Тихим жарким воскресеньем я покинул Смоленск. Было еще рано, дверь гостиницы захлопнулась за мной в последний раз, у оленя Геринга уже стояли два старика-сталиниста и раздавали свои сталинистские листовки. Один из них, невысокий, надел все свои ордена и медали, у него была длинная белая борода и хитрые улыбающиеся глаза; он вручил мне пространную резолюцию против бедствий нового времени: она была уже немного потрепанной, так как ее неоднократно складывали, а потом снова разворачивали и разглаживали, подписи под плотно напечатанным текстом едва доходили до середины листа. Мне не хватило смелости оскорбить этого старого маленького человека своим мнением, которое ему наверняка не понравится, и я отговорился тем, что не смогу прочитать резолюцию и газеты и не понимаю его. «Из Берлина, – повторил я несколько раз, – я из Берлина». Он не поверил ни единому слову, засмеялся с иронией, но и с некоторой благодарностью за мою тактичную ложь.

Его товарищ был мне неприятен. Он тоже, естественно, надел все ордена и медали, а кроме того, белую шляпу, какие можно увидеть на фотографиях эпохи первого спутника. Прямой, как палка, как памятник, в одной руке он сжимал древко большого советского флага, а в другой – самодельный плакат, едва ли не выше себя; я попытался представить, как это происходило тогда: как становишься все меньше и меньше под взглядом этого безжалостными лица и с тихим хрустом ломаешься. На плакате было фото Иосифа Виссарионовича и надпись: «Я встаю утром и молюсь, чтобы Сталин был жив, здоров. Только Сталин может спасти мир. Черчилль»>50.

Я спустился по Большой Советской к Днепру и по пути разговорился с Биллом и Майклом из Сиэтла. Билл был широкоплечим общительным американцем, выражавшимся очень пространно, его длинноволосый друг Майк весьма смахивал на Нила Янга>51. Я спросил, как у них дела в Смоленске.

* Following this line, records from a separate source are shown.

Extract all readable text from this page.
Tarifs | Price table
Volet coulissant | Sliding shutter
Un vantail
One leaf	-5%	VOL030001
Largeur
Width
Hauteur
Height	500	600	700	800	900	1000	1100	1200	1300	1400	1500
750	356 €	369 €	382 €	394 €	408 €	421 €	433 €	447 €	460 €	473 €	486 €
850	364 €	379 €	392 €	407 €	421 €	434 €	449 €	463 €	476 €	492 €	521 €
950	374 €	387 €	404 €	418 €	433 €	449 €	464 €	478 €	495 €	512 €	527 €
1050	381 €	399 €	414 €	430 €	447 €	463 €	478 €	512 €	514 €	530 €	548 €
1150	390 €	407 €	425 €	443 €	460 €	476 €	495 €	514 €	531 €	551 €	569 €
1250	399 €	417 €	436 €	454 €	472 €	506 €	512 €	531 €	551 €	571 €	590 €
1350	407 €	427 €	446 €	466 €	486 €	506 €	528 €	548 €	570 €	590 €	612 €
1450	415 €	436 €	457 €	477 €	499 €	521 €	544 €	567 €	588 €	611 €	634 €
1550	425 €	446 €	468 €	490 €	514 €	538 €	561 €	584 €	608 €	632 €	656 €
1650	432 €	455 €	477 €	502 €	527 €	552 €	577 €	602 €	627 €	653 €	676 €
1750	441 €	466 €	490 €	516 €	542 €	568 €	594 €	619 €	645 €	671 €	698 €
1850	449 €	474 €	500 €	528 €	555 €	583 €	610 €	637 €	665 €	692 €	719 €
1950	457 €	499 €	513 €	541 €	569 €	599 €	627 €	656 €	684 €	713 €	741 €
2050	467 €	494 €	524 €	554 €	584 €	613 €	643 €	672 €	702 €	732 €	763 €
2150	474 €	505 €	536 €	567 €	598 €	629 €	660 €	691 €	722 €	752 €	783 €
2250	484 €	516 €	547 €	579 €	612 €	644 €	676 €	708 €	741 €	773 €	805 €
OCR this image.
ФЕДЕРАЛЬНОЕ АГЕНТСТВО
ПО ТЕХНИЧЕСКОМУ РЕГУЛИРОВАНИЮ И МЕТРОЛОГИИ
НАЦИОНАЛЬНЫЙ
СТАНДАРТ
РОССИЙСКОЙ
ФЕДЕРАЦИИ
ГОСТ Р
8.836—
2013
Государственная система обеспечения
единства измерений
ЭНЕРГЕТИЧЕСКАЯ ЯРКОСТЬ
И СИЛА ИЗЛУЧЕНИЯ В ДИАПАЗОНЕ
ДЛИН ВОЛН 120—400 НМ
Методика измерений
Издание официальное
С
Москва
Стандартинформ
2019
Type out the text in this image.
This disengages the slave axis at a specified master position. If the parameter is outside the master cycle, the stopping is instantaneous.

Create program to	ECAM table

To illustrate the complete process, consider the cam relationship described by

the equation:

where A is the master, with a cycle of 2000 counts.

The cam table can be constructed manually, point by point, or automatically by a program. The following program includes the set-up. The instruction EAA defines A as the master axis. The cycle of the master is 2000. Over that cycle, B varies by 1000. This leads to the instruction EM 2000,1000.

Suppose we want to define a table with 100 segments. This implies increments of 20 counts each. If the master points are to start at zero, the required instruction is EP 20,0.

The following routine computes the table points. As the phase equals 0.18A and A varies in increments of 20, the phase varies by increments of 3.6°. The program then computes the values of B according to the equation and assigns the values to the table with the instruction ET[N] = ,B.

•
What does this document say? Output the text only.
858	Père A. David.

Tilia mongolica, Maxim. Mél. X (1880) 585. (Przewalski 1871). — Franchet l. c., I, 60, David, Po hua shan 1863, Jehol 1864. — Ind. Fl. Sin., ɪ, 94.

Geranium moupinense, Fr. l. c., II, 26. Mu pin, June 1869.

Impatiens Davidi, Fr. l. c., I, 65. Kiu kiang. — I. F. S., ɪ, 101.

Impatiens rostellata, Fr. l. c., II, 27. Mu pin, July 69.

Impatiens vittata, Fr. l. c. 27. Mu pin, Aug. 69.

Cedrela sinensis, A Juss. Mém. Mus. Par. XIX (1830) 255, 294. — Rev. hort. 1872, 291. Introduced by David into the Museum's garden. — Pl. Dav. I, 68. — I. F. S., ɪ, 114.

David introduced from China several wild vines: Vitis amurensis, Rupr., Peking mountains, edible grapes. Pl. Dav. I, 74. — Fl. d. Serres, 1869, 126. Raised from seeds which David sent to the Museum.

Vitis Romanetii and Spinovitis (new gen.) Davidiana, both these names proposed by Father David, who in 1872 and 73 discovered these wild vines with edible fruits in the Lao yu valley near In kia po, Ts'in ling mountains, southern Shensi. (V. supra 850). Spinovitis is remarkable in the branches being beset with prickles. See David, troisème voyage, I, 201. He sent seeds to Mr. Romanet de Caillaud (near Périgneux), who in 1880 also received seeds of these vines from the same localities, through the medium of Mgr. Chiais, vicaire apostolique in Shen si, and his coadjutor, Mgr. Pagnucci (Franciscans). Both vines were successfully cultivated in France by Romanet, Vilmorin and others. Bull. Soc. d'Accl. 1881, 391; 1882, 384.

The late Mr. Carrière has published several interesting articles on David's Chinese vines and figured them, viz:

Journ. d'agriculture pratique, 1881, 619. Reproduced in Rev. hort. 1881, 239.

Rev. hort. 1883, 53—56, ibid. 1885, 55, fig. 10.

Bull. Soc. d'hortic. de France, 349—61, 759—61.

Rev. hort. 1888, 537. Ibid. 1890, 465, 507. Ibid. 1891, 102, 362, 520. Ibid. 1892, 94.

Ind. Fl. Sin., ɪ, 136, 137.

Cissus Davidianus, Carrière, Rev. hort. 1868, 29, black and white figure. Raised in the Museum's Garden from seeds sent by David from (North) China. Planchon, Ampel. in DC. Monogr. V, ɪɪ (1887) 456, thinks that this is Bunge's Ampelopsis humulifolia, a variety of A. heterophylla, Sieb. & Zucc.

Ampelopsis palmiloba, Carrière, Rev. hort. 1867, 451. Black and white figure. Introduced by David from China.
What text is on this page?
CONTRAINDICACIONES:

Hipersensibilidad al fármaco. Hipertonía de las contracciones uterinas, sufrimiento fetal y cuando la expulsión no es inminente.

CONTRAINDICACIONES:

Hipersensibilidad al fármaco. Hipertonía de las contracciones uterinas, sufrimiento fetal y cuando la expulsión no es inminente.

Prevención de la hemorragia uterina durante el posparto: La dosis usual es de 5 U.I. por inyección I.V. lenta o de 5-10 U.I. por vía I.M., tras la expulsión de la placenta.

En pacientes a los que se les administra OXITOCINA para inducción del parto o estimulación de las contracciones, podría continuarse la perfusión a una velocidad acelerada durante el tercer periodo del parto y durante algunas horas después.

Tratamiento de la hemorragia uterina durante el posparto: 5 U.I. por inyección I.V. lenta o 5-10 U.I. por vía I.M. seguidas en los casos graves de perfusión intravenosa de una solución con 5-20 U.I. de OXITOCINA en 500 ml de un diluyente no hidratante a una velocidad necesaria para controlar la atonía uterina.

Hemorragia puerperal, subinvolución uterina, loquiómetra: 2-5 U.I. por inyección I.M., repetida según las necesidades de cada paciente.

– Oh, Smolensk is great, Смоленск замечателен, – сказал Билл.

– А чем вы здесь занимаетесь?

– Oh, we just teach the bible, мы просто учим Библии.

Билл уже достаточно долго жил в этой стране. Сначала на Дальнем Востоке, затем пару лет работал в Омске, а теперь он добрался до крайнего русского запада: до Смоленска. Я спросил их о взрывах еще и потому, что накануне вечером встретил человека, пригласившего меня выпить водки и разделить с ним радость по поводу событий 11-го сентября. Он действительно радовался тому, что произошло: то и дело изображал глазами и руками огромный взрыв и выкрикивал «бум-бум!». Мне не понравились ни он, ни его водка, и я ушел. Но миссионер Билл рассказывал о русских только хорошее, их искреннее сочувствие трогало его. Пока мы говорили, подошли несколько жителей Смоленска: вот-вот должно было начаться собрание, Билл и Майк предложили мне присоединиться. Но я не мог: сильнейший магнит тянул меня из города на шоссе. Билл и Майк понимали это, Майк сказал: «God bless you, благослови тебя Бог», а Билл сказал: «Go with care, счастливого пути», и я пошел через Днепр.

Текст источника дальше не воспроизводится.